While we were on vacation, we took the kids to the local aquarium. It also happened to be “Shark Week”, for the 21st consecutive year, so the emphasis was on sharks there. There were shark statistics, one being 22 people were injured on the toilet; the same year there were 6 injuries caused by sharks.
There was a large tank that had 3 sharks in it; Pierce loved that part. If you look at a shark up close (preferably with a thick piece of plexiglass in between), you ‘ll see they’re a beautiful fish. They have a silvery-purplish color that changes, like an opal. It’s fascinating. I’d love to touch one (preferably a very small one in a tank). But I see how researchers get so mesmerized by them.
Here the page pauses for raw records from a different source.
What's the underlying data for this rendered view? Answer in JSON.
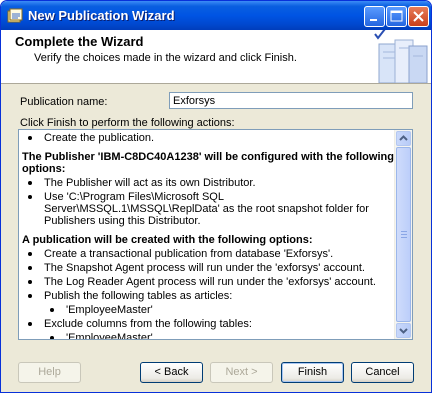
{
  "window": {
    "title": "New Publication Wizard"
  },
  "header": {
    "title": "Complete the Wizard",
    "subtitle": "Verify the choices made in the wizard and click Finish."
  },
  "form": {
    "publication_name_label": "Publication name:",
    "publication_name_value": "Exforsys",
    "actions_label": "Click Finish to perform the following actions:"
  },
  "actions": {
    "lines": [
      {
        "level": 1,
        "bold": false,
        "text": "Create the publication."
      },
      {
        "level": 0,
        "bold": true,
        "text": "The Publisher 'IBM-C8DC40A1238' will be configured with the following options:"
      },
      {
        "level": 1,
        "bold": false,
        "text": "The Publisher will act as its own Distributor."
      },
      {
        "level": 1,
        "bold": false,
        "text": "Use 'C:\\Program Files\\Microsoft SQL Server\\MSSQL.1\\MSSQL\\ReplData' as the root snapshot folder for Publishers using this Distributor."
      },
      {
        "level": 0,
        "bold": true,
        "text": "A publication will be created with the following options:"
      },
      {
        "level": 1,
        "bold": false,
        "text": "Create a transactional publication from database 'Exforsys'."
      },
      {
        "level": 1,
        "bold": false,
        "text": "The Snapshot Agent process will run under the 'exforsys' account."
      },
      {
        "level": 1,
        "bold": false,
        "text": "The Log Reader Agent process will run under the 'exforsys' account."
      },
      {
        "level": 1,
        "bold": false,
        "text": "Publish the following tables as articles:"
      },
      {
        "level": 2,
        "bold": false,
        "text": "'EmployeeMaster'"
      },
      {
        "level": 1,
        "bold": false,
        "text": "Exclude columns from the following tables:"
      },
      {
        "level": 2,
        "bold": false,
        "text": "'EmployeeMaster'"
      }
    ]
  },
  "buttons": {
    "help": "Help",
    "back": "< Back",
    "next": "Next >",
    "finish": "Finish",
    "cancel": "Cancel"
  },
  "icons": {
    "app": "wizard-icon",
    "minimize": "minimize-icon",
    "maximize": "maximize-icon",
    "close": "close-icon",
    "header_art": "checklist-books-icon",
    "scroll_up": "chevron-up-icon",
    "scroll_down": "chevron-down-icon"
  },
  "colors": {
    "titlebar": "#0054e3",
    "window_bg": "#ece9d8",
    "border": "#7f9db9"
  }
}
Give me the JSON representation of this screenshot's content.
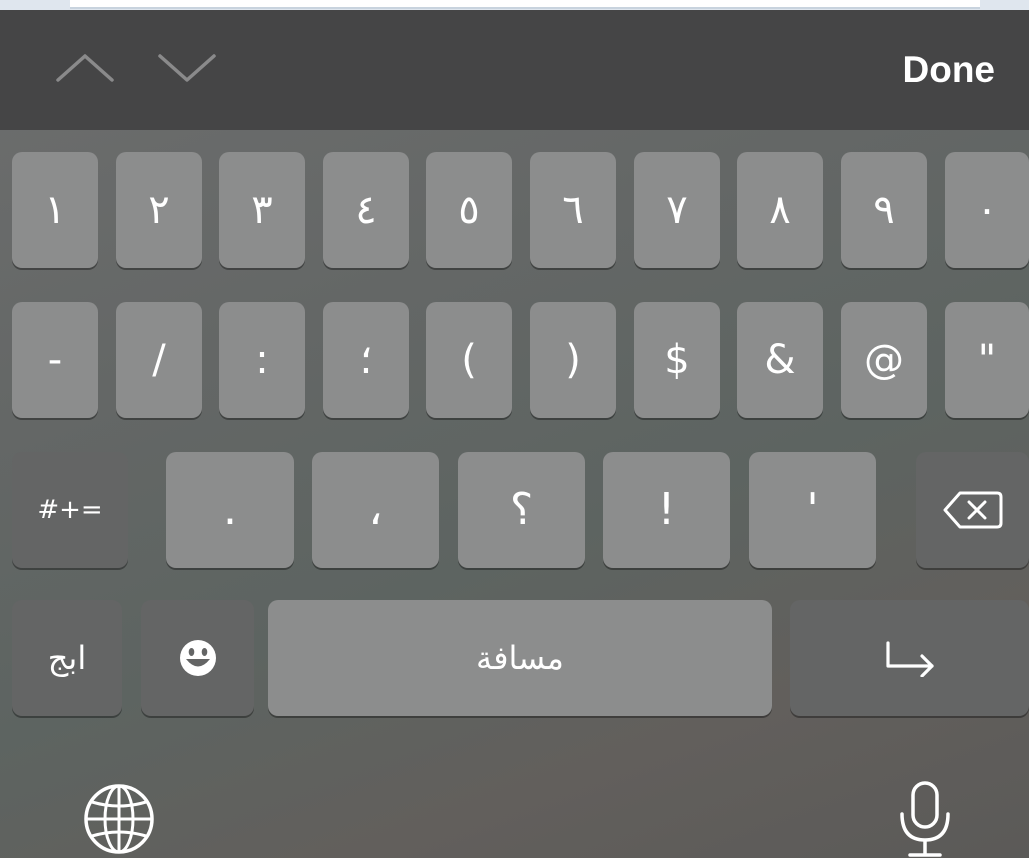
{
  "toolbar": {
    "prev_icon": "chevron-up-icon",
    "next_icon": "chevron-down-icon",
    "done_label": "Done"
  },
  "keyboard": {
    "row1": [
      "١",
      "٢",
      "٣",
      "٤",
      "٥",
      "٦",
      "٧",
      "٨",
      "٩",
      "٠"
    ],
    "row2": [
      "-",
      "/",
      ":",
      "؛",
      "(",
      ")",
      "$",
      "&",
      "@",
      "\""
    ],
    "row3": {
      "symbols_key": "#+=",
      "keys": [
        ".",
        "،",
        "؟",
        "!",
        "'"
      ],
      "delete_icon": "backspace-icon"
    },
    "row4": {
      "letters_key": "ابج",
      "emoji_icon": "emoji-icon",
      "space_label": "مسافة",
      "return_icon": "return-icon"
    },
    "bottom": {
      "globe_icon": "globe-icon",
      "mic_icon": "microphone-icon"
    }
  },
  "colors": {
    "toolbar_bg": "#454546",
    "key_light": "#8c8d8d",
    "key_dark": "#646565",
    "text": "#ffffff"
  }
}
Shark size ranges from 9 inches (pygmy shark) to the ginormous whale shark that grows up to 39 feet! Interestingly enough, the whale shark eats plankton and other tiny fish. Some sharks completely replace each of their teeth every 2 weeks, ensuring they’ll be sharp enough if you happen to stick your arm in its mouth. The life span of most sharks is 20-30 years, while others (like the whale shark) have been known to live 100 years. Sharks can also smell one drop of blood in as much water as an olympic-sized pool can hold.
There was also a petting tank in the aquarium, which is always Gab’s favorite part. There were a couple species of rays, a fish that I can’t remember the name of, and some horseshoe crabs. In a smaller pool, there were sea anemonies, starfish, and hermit crabs. Pierce preferred to look and not touch. Maybe next time.
And, speaking of shark, we went to a great restaurant that served the best shark steaks I’ve ever had. Paul got the same dish and said the same. Gab had never had shark (I guessed she missed the times I cooked it), so I gave her a bite of mine. She was very hesitant, but thought it was delicious, too.